[<prev] [next>] [<thread-prev] [thread-next>] [day] [month] [year] [list]
Message-Id: <1495202431.1896310.982081664.066926F8@webmail.messagingengine.com>
Date: Fri, 19 May 2017 10:00:31 -0400
From: Colin Walters <walters@...bum.org>
To: "Darrick J. Wong" <darrick.wong@...cle.com>,
xfs <linux-xfs@...r.kernel.org>
Cc: "linux-fsdevel" <linux-fsdevel@...r.kernel.org>,
"linux-ext4" <linux-ext4@...r.kernel.org>
Subject: Re: [PATCH] vfs: freeze filesystems just prior to reboot
On Thu, May 18, 2017, at 08:20 PM, Darrick J. Wong wrote:
> Therefore, add a reboot hook to freeze all filesystems (which in general
> will induce ext4/xfs/btrfs to checkpoint the log) just prior to reboot.
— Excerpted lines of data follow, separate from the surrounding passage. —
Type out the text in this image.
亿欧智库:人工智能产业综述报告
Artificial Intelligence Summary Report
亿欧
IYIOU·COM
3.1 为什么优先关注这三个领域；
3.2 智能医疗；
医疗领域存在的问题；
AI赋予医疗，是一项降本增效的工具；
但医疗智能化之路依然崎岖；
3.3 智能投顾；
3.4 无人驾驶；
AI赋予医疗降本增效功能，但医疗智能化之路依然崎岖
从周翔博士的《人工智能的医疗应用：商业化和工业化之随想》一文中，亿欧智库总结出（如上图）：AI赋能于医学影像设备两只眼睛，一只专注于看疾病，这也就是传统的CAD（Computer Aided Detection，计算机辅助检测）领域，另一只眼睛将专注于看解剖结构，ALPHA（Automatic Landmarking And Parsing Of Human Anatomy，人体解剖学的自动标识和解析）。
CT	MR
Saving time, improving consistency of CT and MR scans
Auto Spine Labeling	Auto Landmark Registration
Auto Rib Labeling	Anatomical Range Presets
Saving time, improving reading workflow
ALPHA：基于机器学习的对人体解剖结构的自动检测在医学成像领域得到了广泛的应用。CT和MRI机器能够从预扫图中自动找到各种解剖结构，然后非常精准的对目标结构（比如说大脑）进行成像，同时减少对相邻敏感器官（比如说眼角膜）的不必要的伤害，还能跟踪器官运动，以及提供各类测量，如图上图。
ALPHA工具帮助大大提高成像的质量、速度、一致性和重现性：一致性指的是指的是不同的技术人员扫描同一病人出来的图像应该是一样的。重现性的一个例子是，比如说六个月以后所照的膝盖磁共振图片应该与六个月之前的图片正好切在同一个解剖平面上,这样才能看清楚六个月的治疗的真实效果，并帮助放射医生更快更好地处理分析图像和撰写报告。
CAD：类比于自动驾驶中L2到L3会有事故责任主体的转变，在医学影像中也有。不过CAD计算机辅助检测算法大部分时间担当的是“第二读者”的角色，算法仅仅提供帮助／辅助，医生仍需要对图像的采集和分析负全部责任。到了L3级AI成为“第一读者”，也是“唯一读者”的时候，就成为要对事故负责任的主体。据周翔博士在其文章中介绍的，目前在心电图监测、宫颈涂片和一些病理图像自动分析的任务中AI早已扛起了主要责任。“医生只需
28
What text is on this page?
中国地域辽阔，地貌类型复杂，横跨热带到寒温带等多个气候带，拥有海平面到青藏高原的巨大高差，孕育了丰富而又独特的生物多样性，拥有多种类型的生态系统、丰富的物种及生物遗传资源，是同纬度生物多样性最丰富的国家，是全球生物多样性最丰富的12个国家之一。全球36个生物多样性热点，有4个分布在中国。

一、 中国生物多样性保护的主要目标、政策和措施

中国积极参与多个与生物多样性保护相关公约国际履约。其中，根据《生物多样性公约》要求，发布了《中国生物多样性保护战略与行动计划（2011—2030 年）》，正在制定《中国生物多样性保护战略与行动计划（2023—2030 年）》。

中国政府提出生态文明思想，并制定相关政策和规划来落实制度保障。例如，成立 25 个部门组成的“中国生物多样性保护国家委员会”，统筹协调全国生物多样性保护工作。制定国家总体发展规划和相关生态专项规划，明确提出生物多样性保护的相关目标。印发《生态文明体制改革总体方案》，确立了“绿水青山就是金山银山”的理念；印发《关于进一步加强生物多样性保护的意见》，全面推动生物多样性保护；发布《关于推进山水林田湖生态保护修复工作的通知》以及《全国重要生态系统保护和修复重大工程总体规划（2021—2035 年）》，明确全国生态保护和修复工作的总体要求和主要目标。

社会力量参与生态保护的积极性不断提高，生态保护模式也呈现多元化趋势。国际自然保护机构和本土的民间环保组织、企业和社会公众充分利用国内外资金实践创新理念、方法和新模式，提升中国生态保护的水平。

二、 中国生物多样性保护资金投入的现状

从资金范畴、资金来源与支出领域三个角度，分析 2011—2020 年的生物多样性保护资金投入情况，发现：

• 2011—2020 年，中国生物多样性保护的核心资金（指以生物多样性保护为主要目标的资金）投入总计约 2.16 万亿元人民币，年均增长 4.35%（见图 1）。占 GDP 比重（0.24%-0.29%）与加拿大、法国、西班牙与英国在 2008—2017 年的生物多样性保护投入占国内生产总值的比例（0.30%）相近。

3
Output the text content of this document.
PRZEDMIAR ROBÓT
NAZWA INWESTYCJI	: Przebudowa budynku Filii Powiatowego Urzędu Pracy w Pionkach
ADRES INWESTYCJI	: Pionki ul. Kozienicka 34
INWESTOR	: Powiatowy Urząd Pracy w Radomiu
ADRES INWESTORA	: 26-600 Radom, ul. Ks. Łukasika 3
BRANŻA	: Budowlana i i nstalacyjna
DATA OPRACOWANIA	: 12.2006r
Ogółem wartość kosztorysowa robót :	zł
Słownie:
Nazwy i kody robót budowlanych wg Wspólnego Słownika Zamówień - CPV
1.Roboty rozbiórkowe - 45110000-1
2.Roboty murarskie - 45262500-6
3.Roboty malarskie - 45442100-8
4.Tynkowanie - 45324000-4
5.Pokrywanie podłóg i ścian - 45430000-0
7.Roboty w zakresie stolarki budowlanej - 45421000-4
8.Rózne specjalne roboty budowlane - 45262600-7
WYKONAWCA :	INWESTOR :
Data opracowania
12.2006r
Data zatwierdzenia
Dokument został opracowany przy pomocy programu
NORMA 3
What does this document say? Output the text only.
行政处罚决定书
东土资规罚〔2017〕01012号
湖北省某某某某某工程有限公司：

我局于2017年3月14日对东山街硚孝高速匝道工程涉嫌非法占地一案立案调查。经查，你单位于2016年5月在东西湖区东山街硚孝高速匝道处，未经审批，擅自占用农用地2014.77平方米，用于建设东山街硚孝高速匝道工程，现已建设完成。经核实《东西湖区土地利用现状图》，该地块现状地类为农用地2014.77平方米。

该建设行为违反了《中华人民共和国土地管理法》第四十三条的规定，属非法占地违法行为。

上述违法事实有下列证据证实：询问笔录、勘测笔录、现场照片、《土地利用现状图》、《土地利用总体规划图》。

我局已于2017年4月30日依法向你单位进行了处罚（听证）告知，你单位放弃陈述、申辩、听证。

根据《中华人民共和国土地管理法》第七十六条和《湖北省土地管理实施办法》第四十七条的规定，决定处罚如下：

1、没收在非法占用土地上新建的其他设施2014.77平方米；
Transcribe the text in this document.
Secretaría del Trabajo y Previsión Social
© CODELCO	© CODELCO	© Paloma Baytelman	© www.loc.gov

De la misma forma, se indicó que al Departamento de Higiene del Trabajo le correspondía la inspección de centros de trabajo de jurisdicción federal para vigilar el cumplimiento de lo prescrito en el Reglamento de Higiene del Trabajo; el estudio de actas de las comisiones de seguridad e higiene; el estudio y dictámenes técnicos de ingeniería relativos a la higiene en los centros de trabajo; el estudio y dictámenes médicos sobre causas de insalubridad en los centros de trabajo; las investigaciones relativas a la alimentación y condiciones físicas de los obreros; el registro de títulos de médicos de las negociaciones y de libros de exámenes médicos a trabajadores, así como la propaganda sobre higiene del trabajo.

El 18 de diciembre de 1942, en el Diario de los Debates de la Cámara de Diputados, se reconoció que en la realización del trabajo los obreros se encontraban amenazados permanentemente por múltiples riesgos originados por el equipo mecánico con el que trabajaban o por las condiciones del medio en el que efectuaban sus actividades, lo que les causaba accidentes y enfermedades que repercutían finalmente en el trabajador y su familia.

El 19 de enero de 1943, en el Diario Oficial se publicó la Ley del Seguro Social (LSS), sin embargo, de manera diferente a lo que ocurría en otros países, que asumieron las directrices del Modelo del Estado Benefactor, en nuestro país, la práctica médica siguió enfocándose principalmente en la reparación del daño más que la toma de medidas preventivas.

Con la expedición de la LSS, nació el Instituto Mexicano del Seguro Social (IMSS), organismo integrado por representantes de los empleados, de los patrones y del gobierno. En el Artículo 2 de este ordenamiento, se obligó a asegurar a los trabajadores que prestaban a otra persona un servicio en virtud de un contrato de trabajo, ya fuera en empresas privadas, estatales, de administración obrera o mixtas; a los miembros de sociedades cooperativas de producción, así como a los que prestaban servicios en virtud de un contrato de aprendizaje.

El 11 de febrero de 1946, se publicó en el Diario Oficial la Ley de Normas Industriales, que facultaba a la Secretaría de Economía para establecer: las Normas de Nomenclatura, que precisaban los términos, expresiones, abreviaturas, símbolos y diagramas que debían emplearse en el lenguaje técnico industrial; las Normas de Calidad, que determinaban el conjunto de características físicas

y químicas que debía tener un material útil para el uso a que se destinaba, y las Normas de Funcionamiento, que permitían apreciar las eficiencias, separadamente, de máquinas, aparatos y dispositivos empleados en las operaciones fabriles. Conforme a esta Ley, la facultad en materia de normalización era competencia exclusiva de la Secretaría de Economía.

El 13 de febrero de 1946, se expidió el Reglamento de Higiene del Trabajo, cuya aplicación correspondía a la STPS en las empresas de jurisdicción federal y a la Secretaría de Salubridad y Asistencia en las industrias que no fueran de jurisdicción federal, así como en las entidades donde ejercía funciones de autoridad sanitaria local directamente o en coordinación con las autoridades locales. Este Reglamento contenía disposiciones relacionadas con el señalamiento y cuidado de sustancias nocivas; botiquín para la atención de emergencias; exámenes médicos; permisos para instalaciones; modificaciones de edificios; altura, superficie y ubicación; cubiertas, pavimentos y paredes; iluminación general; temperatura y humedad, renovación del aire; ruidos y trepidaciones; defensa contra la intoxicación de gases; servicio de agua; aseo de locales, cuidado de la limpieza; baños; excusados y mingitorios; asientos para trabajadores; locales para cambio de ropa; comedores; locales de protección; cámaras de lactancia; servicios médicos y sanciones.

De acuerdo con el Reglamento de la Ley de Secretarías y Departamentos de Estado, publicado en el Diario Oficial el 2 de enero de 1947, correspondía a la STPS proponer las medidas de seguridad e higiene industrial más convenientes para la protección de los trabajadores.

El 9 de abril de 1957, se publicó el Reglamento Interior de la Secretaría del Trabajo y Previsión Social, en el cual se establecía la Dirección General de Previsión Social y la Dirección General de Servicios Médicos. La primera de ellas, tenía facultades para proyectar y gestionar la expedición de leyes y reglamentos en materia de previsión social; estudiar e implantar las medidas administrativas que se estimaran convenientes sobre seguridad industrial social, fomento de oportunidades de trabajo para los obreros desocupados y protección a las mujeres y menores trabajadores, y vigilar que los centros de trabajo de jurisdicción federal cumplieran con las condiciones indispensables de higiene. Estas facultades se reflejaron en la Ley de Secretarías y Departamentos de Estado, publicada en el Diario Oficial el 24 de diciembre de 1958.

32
> This is an unfortunate and insufficient workaround for multiple layers
> of inadequate external software, but at least it will reduce boot time
> surprises for the "OS updater failed to disengage the filesystem before
> rebooting" case.
As a maintainer of one of those userspace tools (https://github.com/ostreedev/ostree),
which I don't think is the one in question here, but likely has the same
issue - I'd like to have some sort of API to fix this - maybe flush the journal *without*
remounting r/o?
Unlike the case you're talking about with rebooting into a special
update mode, libostree constructs a new root with hardlinks while
the system is running. Hence, system downtime is just reboot, like
dual-partition update systems, except we're more flexible.
Although hm...I guess an API to flush the journal would only narrow
the race.
Is the single partition case really just doomed?